Graduate Students’ Class Project Produces New Tool for Neuroscience

As new graduate students in the neuroscience department, Kenneth Latimer and Jacob Yates did a class project in a business class that eventually resulted in a prestigious publication in the journal Science, as well as a new tool for neuroscience.

Their discovery – about how neurons interpret visual cues – began in the class of Carlos Carvalho, an associate professor in the McCombs School of Business and the College of Natural Sciences. The class focused on statistical techniques economists use to tease out trends from stock market data, and it included an assignment to use the techniques to learn something from non-economic data.

Yates proposed that he and Latimer work together to test a long-held assumption about how the brain works, using data on the activity of neurons collected in the lab of professor Alex Huk.

Scientists had assumed that individual neurons interpret which way an object is moving — such as a car on a foggy day — after going through stages of indecisiveness, gradually becoming more certain about what it is the brain sees. In other words, a neuron's electrical activity would arc upward as it became more and more certain.

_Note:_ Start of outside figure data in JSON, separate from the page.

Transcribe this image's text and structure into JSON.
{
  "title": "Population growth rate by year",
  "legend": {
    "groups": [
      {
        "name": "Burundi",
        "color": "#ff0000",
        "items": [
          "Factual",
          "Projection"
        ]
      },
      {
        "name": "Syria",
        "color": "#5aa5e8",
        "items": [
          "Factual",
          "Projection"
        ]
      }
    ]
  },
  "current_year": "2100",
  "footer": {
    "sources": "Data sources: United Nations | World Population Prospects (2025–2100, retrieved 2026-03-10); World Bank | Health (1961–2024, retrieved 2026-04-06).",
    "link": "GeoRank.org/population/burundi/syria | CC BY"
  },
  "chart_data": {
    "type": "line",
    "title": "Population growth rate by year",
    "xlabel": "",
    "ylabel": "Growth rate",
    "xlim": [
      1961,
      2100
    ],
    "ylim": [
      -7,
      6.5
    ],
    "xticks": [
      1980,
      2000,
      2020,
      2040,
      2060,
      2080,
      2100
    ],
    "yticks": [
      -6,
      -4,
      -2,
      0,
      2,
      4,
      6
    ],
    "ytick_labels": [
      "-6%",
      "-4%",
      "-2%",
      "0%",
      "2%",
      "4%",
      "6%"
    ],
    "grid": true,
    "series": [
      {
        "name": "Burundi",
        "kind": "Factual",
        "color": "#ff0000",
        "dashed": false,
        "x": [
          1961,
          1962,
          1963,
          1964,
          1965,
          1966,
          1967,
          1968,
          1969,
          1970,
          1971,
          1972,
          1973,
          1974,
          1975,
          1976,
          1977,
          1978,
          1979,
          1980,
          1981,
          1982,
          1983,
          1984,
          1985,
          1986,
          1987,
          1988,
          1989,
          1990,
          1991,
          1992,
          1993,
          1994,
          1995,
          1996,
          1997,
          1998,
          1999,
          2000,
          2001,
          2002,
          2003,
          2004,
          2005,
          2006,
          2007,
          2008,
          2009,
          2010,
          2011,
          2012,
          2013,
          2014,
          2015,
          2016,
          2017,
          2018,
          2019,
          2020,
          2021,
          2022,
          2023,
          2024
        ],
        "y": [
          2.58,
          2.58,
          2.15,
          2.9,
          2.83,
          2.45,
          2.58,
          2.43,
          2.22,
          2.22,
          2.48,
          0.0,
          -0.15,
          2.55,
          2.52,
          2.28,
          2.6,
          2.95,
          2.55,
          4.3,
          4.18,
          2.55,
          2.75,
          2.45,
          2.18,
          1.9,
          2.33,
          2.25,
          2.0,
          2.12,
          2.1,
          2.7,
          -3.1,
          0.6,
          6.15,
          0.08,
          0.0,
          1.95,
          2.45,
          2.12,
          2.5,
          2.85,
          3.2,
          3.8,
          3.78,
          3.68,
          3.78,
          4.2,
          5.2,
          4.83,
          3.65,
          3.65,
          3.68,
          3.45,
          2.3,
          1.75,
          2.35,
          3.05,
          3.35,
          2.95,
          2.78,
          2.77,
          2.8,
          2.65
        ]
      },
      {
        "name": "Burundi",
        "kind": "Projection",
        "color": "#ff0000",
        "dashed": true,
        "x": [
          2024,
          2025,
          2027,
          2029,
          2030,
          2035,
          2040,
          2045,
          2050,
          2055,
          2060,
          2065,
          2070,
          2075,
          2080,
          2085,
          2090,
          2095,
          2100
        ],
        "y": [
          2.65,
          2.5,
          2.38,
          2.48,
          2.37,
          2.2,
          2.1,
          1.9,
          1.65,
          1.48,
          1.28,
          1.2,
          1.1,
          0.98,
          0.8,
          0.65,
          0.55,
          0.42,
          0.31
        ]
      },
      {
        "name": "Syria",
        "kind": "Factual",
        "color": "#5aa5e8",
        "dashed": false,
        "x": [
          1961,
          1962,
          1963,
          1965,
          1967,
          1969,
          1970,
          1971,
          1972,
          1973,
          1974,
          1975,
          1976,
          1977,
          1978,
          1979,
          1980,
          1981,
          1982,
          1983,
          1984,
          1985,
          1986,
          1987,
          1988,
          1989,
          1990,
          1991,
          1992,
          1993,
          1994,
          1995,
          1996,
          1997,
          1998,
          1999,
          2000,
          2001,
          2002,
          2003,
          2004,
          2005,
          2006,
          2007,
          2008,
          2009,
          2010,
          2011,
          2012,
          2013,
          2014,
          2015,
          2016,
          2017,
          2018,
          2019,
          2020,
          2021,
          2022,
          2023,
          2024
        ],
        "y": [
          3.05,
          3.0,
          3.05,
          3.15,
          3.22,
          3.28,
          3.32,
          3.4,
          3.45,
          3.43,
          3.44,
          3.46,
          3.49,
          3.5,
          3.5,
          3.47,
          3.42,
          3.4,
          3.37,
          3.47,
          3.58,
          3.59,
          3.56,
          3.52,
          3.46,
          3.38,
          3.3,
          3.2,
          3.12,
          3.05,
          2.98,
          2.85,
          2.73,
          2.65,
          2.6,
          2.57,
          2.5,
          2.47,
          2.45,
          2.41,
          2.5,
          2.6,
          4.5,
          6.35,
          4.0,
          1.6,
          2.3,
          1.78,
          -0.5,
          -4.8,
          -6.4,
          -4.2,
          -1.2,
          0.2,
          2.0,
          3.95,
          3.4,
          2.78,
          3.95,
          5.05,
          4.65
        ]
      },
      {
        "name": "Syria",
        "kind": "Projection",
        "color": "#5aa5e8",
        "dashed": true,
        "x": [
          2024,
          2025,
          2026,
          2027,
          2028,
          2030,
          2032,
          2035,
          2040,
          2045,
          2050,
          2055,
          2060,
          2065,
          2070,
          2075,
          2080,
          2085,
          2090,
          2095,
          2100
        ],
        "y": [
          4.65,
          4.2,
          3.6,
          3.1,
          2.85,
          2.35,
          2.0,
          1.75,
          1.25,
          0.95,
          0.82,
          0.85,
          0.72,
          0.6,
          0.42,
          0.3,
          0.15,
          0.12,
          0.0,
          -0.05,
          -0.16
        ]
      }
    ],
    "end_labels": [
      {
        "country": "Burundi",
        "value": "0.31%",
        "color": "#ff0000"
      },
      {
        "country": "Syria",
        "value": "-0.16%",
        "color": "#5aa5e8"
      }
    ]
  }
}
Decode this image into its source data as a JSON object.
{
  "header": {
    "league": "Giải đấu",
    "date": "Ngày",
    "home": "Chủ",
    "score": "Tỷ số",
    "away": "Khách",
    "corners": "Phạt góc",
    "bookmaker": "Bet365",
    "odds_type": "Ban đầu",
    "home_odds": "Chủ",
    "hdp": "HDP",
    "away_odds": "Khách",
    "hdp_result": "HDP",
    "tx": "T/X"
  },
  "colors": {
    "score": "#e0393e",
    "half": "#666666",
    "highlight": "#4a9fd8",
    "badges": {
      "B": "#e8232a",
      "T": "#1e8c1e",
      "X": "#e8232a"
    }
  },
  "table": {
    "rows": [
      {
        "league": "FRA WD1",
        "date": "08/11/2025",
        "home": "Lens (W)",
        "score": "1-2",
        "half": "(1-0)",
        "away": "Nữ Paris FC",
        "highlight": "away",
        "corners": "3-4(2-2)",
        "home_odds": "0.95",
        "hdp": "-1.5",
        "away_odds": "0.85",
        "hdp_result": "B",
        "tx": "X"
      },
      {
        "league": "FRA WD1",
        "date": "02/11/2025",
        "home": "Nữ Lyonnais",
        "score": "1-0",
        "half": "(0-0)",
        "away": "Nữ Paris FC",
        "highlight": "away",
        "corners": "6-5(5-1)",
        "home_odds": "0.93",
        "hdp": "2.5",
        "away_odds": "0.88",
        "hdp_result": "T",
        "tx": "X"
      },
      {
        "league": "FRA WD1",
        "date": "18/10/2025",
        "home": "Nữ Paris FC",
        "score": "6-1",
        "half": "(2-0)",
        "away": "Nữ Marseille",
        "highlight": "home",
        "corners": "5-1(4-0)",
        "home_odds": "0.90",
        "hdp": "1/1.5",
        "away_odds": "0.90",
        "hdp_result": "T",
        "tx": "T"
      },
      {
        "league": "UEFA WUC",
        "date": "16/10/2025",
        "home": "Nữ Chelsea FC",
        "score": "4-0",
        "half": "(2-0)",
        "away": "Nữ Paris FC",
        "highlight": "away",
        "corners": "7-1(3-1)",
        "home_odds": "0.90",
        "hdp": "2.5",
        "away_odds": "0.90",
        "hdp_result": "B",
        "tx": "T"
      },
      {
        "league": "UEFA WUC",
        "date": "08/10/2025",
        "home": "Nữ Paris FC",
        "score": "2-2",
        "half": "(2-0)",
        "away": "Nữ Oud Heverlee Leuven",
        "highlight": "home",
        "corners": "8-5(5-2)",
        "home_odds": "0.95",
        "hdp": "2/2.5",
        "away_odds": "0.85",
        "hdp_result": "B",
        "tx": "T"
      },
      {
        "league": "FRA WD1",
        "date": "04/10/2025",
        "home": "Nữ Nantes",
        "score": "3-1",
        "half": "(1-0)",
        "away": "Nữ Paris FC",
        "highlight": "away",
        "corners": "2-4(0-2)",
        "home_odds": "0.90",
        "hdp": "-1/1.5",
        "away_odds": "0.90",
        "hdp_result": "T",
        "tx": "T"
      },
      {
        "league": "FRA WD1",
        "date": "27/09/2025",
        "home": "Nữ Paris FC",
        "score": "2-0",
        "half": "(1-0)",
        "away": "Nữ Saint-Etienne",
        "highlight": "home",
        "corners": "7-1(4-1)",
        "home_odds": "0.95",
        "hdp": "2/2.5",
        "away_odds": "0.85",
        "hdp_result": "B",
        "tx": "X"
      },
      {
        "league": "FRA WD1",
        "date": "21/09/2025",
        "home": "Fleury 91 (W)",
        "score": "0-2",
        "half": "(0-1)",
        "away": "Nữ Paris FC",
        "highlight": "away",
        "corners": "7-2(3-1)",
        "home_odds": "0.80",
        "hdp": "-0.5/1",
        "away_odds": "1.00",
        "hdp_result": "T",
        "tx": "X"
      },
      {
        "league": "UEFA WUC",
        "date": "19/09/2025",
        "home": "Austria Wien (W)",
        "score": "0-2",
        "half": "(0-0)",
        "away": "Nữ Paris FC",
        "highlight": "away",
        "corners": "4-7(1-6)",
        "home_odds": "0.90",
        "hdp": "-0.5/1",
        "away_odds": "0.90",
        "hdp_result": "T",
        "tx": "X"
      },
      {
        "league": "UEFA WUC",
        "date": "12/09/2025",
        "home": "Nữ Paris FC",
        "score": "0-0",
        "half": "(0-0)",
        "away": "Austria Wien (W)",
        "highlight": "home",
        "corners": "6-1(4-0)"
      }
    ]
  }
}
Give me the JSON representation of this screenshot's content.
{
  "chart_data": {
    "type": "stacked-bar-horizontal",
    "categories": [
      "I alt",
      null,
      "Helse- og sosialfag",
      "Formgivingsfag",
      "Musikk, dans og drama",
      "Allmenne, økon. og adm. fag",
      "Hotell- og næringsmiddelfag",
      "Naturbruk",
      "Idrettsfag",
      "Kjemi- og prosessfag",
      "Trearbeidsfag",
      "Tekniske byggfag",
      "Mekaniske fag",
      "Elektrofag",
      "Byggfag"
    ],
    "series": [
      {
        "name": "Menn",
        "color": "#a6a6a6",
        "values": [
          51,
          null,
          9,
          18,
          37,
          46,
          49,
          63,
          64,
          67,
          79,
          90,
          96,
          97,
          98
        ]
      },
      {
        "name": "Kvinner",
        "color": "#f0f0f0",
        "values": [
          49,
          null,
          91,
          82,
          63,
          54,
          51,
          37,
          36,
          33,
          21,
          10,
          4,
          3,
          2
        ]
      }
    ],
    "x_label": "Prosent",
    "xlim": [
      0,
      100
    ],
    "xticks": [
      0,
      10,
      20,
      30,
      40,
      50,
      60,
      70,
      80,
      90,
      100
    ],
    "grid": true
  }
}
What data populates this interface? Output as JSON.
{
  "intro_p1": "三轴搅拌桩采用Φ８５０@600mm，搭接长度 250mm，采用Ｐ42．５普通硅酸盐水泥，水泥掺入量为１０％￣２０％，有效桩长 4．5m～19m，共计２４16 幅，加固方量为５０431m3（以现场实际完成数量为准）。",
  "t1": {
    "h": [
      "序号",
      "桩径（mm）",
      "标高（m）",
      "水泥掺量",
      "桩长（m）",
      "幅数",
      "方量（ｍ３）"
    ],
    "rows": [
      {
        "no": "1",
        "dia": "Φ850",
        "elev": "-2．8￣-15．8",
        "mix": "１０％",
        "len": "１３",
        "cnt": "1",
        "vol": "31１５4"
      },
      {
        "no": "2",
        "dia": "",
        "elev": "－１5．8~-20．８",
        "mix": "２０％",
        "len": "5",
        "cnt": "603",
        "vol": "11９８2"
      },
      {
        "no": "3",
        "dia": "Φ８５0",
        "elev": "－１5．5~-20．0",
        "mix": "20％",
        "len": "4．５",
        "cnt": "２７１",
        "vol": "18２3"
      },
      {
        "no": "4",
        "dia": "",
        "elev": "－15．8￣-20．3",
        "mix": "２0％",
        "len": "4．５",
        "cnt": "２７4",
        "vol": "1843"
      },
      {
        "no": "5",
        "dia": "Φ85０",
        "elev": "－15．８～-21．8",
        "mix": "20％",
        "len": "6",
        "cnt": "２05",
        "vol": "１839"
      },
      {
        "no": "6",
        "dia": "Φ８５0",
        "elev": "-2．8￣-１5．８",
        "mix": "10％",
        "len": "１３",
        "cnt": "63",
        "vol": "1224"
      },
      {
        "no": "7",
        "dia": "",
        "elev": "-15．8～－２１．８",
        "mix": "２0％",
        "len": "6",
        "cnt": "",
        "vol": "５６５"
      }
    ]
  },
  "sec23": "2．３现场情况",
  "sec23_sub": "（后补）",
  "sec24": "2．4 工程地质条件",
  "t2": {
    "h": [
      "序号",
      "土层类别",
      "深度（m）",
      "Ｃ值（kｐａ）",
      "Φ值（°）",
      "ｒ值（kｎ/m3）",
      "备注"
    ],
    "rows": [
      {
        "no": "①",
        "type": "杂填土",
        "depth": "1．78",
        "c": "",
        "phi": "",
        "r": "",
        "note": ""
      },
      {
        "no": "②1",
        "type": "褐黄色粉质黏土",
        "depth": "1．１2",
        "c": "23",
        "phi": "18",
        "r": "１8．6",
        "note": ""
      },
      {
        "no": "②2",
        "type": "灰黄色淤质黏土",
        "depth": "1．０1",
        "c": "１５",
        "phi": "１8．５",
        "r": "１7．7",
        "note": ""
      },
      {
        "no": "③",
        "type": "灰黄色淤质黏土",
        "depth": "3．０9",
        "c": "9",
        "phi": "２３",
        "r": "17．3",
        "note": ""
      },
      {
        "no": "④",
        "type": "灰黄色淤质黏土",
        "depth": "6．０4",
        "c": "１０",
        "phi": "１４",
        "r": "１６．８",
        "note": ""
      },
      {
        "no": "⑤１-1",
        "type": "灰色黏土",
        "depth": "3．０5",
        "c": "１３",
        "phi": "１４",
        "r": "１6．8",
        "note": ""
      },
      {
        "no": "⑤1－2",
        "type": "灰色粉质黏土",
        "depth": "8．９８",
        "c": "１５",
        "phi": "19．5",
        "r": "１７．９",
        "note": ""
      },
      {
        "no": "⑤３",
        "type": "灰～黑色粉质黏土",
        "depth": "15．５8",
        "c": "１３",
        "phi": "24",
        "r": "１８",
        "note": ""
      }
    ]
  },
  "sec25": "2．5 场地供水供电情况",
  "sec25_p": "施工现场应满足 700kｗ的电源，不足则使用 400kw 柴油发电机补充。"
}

Latimer and Yates, applying statistical techniques to data gathered by former graduate student researcher Miriam Meister, proved instead that individual neurons act more like a switch, flipping from undecided to decided. When many neurons register their decisions spaced out over time, the end result is roughly the same — a gradual ramping up of activity until a consensus is reached. But the individual neurons do it in an unexpected way.

"This project was driven by the students," says Huk. "They showed a lot of independent initiative and pulled it off."

Yates notes this is not how science is normally done. Instead, a faculty member usually gets funding for a specific project and then recruits graduate students to work on it.

"In this case, the project didn't exist," says Yates. "We created it for a class project and took advantage of resources we already had. So instead of coming from a grant, it will probably end up generating a grant."

Huk and former UT Austin assistant professor Jonathan Pillow, co-mentors of both Latimer and Yates, intend to follow up this work in a collaborative grant.

Besides disproving a long-standing assumption in neuroscience, the researchers have created a computational tool that can help neuroscientists probe ever-deeper mysteries about the brain. To come to their conclusion, the team needed to sift through a huge data set in new ways. Analyzing the full amount of data would have taken weeks on a desktop computer using standard programming, and many researchers might simply try averaging the data from many trials to make the computations quick and easy.

But that simplification might obscure what individual neurons are actually doing. So Latimer, whose undergraduate degree was in computer science, took a different approach. He wrote code that took advantage of the way graphics cards split up computations into many small pieces and run them in parallel. In a sense, he could get supercomputer performance from a personal computer.

"We wanted this to be something we could do in the lab and something that we could share with other labs," says Latimer.

Because the code is open source and can run on relatively affordable desktop computers, Latimer says it has the potential to be widely used. The researchers are now exploring ways to expand their analyses from the activity of single neurons to that of many neurons simultaneously.